Gibbons was defeated by Country Party candidate Harold Thorby in a three-cornered race with a Lang candidate at the 1931 election, a widely speculated outcome due to his unexpected win in 1929 and the fallout of that year's split in the Labor Party. Gibbons finished last of the three candidates behind Thorby and the Lang candidate, with Thorby winning an absolute majority of votes.[40][41]

Post-politics and later life

After his political defeat, Gibbons resumed his business and farming interests.[42] He had a stormy relationship with the Labor Party in the period immediately following; in January 1932, he was expelled from the Lang-controlled state Labor Party, responding that he had never been a member of the "Lang Labor Party", and in April 1932 resigned from the Labor Party entirely, lashing Lang for his rejection of the Premiers' Plan.
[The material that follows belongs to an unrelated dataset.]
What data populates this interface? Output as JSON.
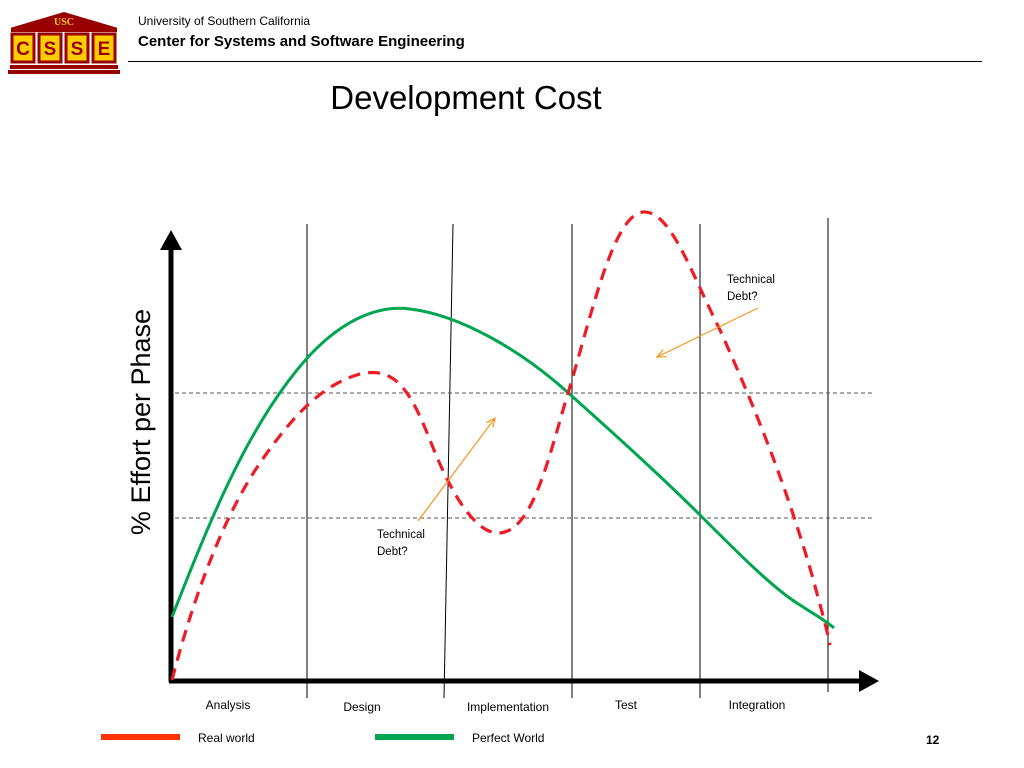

He spoke at a number of United Australia Party rallies in 1932 and it was widely rumoured that Gibbons would follow some of his former Labor colleagues into the conservative UAP; however, this never eventuated.[43][44][45][46]

In 1933, he campaigned against the UAP state government's successful referendum to reform the New South Wales Legislative Council, declaring that the government was "controlled by the financial institutions".[47] Despite his very public resignation from the Labor Party in 1932, he rejoined the party at some point in the early-to-mid-1930s; he was reported to have unsuccessfully sought federal Labor preselection for his old seat in 1934, and by 1936 was a delegate to the party's national conference.[48][49]

Gibbons became highly active in the Wheatgrowers' Union of New South Wales in the 1930s, becoming its vice-president in the mid-1930s and then its president from 1936 to 1939, a position which made him a prominent public commentator and advocate on wheat industry issues.[50][51][52] He was appointed to a series of industry boards by Labor governments in the 1940s: the federal Fodder Conservation Commission (1942) and Australian Meat Board (1946), as well as both the NSW Wheat Advisory Board and Australian Wheat Board later that decade.[53][54][55][56] Gibbons made one final attempt to enter politics as the Labor candidate for his old seat of Calare at the 1949 federal election, but was soundly defeated.[57] He died in 1956.[1]